Asi Yang Dihangatkan Dari Chiller Tahan Berapa Lama

ASI (Air Susu Ibu) merupakan makanan terbaik bagi bayi yang baru lahir. Kualitas ASI dapat dipengaruhi oleh berbagai faktor, salah satunya adalah cara penyimpanan ASI. ASI yang disimpan dengan benar dapat bertahan lebih lama dan memberikan manfaat kesehatan yang lebih baik untuk bayi.

Namun, ada beberapa hal yang perlu diperhatikan ketika menghangatkan ASI dari chiller. ASI yang dihangatkan dari chiller biasanya masih dalam keadaan segar dan disimpan dalam suhu yang rendah, sehingga ASI tersebut dapat bertahan lebih lama.

Namun, perlu diingat bahwa ASI yang telah dihangatkan sebaiknya segera dikonsumsi oleh bayi dan tidak disimpan dalam waktu yang lama. ASI yang dihangatkan dapat bertahan selama 1-2 jam pada suhu kamar sebelum harus segera dikonsumsi oleh bayi.

Jika ASI yang telah dihangatkan tidak segera dikonsumsi oleh bayi, maka ASI tersebut harus segera disimpan dalam suhu dingin dan tidak boleh dibiarkan pada suhu ruangan selama lebih dari 2 jam.
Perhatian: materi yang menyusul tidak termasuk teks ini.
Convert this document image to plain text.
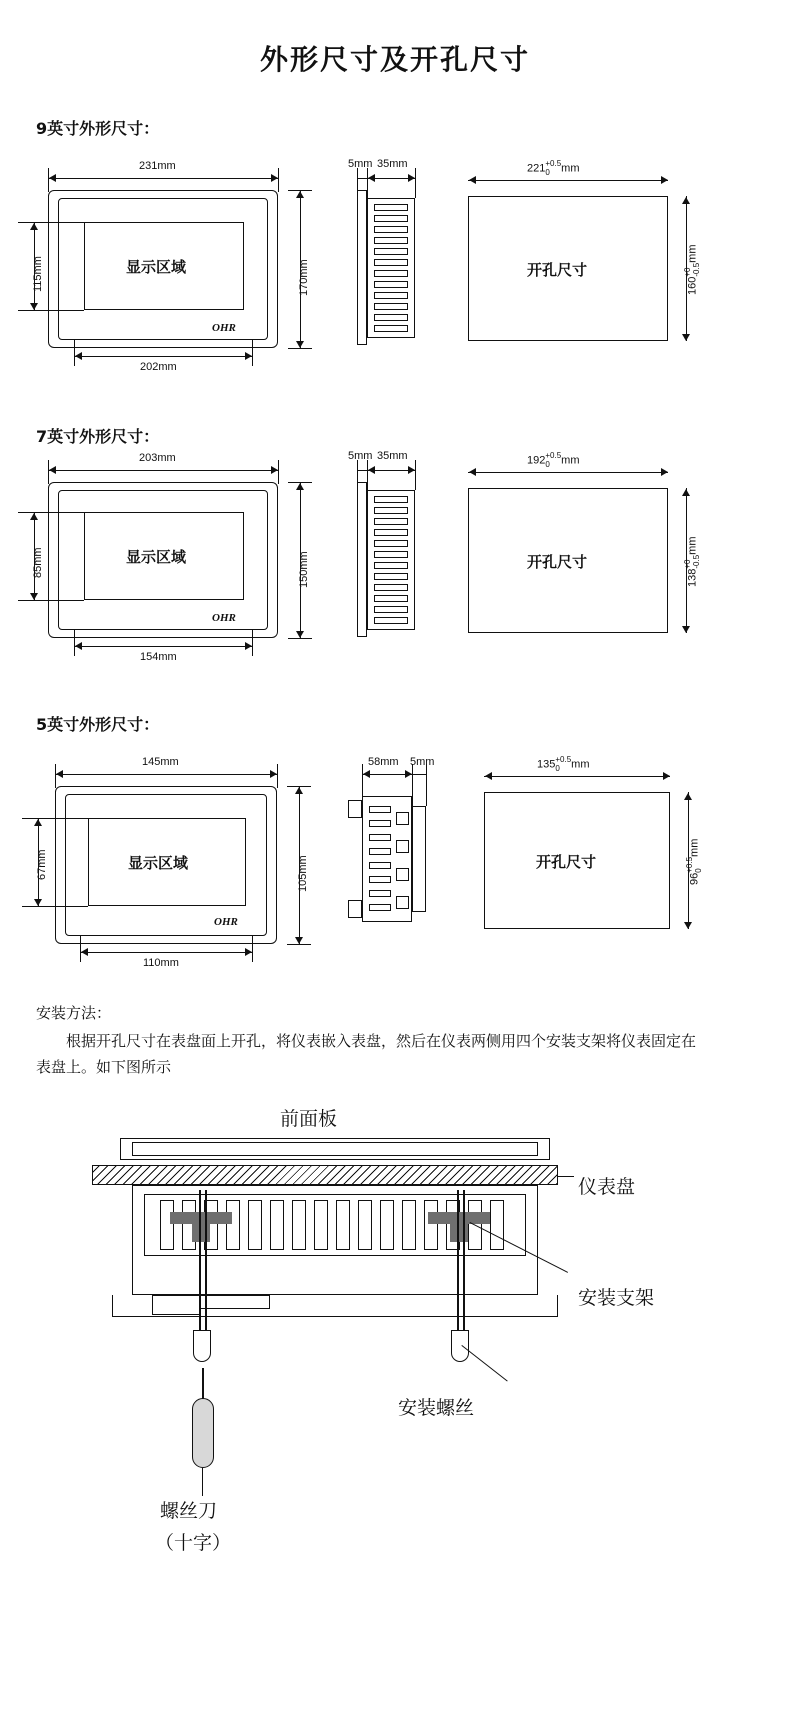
外形尺寸及开孔尺寸
9英寸外形尺寸：
显示区域
OHR
231mm
170mm
115mm
202mm
5mm 35mm
开孔尺寸
221 +0.5
0	mm
160
+0 -0.5
mm
7英寸外形尺寸：
显示区域
OHR
203mm
150mm
85mm
154mm
5mm 35mm
开孔尺寸
192 +0.5
0	mm
138
+0 -0.5
mm
5英寸外形尺寸：
显示区域
OHR
145mm
105mm
67mm
110mm
58mm 5mm
开孔尺寸
135 +0.5
0	mm
96
+0.5 0
mm
安装方法：
根据开孔尺寸在表盘面上开孔，将仪表嵌入表盘，然后在仪表两侧用四个安装支架将仪表固定在表盘上。如下图所示
前面板
仪表盘
安装支架
安装螺丝
螺丝刀
（十字）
ASI yang telah dihangatkan tidak boleh dimasukkan kembali ke dalam chiller atau freezer karena dapat menyebabkan kontaminasi dan memperburuk kualitas ASI.

Jika ASI yang telah dihangatkan tidak segera dikonsumsi oleh bayi, sebaiknya segera disimpan dalam botol ASI yang sudah disterilkan dan dimasukkan ke dalam lemari es atau freezer untuk disimpan dalam waktu yang lama. ASI yang disimpan dalam freezer dapat bertahan selama 6 bulan, sementara ASI yang disimpan dalam lemari es dapat bertahan selama 48 jam.
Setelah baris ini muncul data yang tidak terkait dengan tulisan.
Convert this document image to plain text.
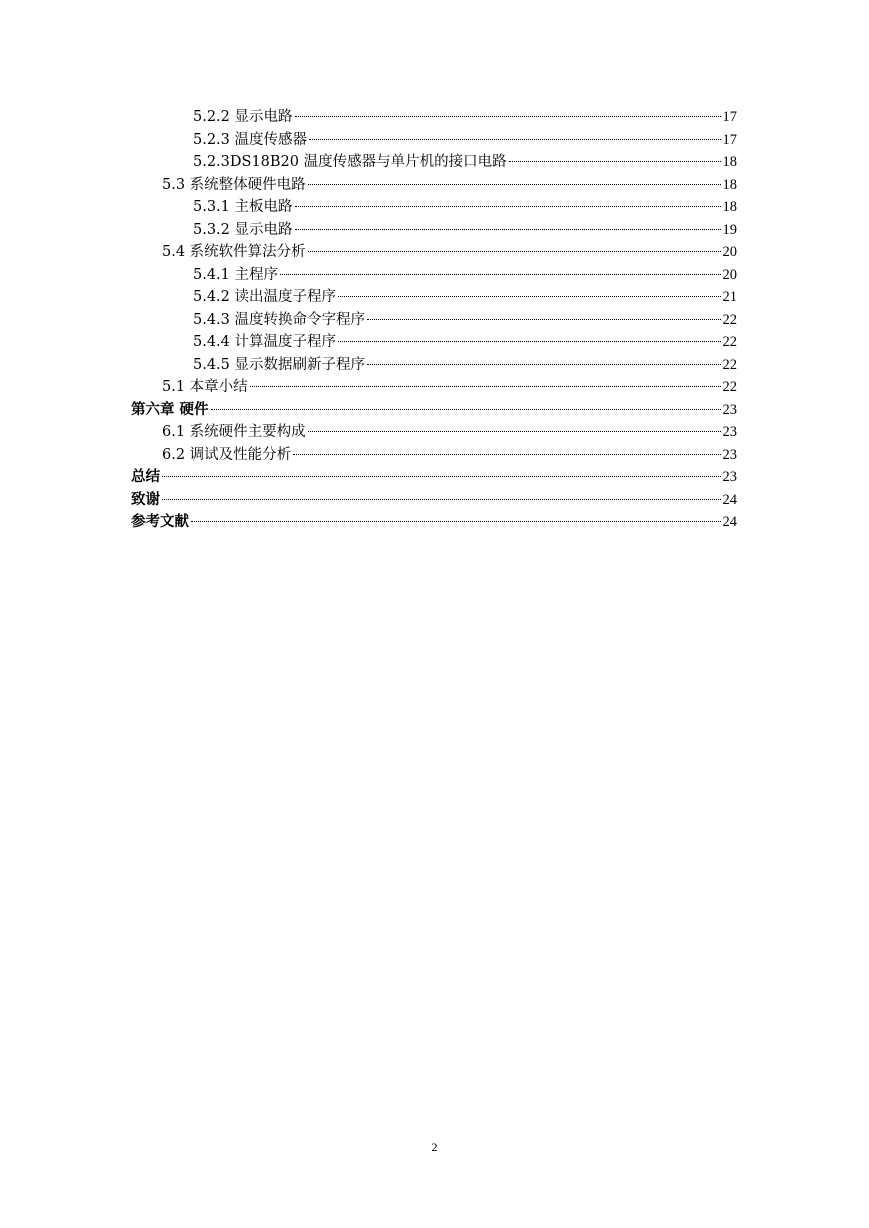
5.2.2 显示电路	17
5.2.3 温度传感器	17
5.2.3DS18B20 温度传感器与单片机的接口电路	18
5.3 系统整体硬件电路	18
5.3.1 主板电路	18
5.3.2 显示电路	19
5.4 系统软件算法分析	20
5.4.1 主程序	20
5.4.2 读出温度子程序	21
5.4.3 温度转换命令字程序	22
5.4.4 计算温度子程序	22
5.4.5 显示数据刷新子程序	22
5.1 本章小结	22
第六章 硬件	23
6.1 系统硬件主要构成	23
6.2 调试及性能分析	23
总结	23
致谢	24
参考文献	24
2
Penting untuk selalu memeriksa suhu ASI yang dihangatkan sebelum memberikannya pada bayi. ASI yang terlalu panas dapat menyebabkan luka pada mulut bayi, sementara ASI yang terlalu dingin dapat membuat bayi kesulitan untuk mengonsumsinya. Suhu yang ideal untuk ASI yang dihangatkan adalah antara 37-40 derajat Celsius.
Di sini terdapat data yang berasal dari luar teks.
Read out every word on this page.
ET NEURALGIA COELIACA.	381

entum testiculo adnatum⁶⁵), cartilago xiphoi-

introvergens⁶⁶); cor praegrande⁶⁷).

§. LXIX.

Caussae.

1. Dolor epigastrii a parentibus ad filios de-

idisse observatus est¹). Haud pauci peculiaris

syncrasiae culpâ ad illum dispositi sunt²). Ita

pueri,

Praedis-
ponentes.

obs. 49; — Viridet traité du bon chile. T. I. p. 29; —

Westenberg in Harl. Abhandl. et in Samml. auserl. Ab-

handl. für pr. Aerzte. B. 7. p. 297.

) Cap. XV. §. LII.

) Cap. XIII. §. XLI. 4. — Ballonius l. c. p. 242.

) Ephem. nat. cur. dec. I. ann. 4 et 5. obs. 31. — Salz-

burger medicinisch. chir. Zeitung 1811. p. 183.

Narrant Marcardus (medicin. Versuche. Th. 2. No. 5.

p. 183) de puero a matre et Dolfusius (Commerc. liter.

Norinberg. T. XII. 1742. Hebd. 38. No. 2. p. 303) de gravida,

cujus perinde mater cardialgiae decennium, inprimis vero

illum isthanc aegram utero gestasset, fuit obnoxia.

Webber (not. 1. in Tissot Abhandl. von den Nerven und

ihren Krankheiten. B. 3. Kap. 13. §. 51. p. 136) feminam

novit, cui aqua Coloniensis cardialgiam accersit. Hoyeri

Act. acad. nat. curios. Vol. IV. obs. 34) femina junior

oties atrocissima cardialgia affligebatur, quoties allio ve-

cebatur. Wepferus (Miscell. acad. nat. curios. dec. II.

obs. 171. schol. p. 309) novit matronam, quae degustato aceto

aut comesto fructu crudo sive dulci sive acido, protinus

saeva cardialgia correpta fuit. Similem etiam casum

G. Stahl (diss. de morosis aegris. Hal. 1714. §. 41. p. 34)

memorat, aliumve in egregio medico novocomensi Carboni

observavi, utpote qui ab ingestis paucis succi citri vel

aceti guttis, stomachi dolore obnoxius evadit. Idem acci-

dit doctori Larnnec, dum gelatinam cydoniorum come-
ASI yang dihangatkan dari chiller dapat bertahan selama 1-2 jam pada suhu kamar sebelum harus segera dikonsumsi oleh bayi. Jika ASI tidak segera dikonsumsi, maka sebaiknya disimpan dalam suhu dingin dan tidak dibiarkan pada suhu ruangan selama lebih dari 2 jam. ASI yang disimpan dalam freezer atau lemari es dapat bertahan selama waktu yang lebih lama, namun selalu periksa suhu ASI sebelum memberikannya pada bayi. Ingatlah untuk selalu memeriksa kualitas ASI dan cara penyimpanannya agar bayi dapat menerima manfaat kesehatan yang optimal.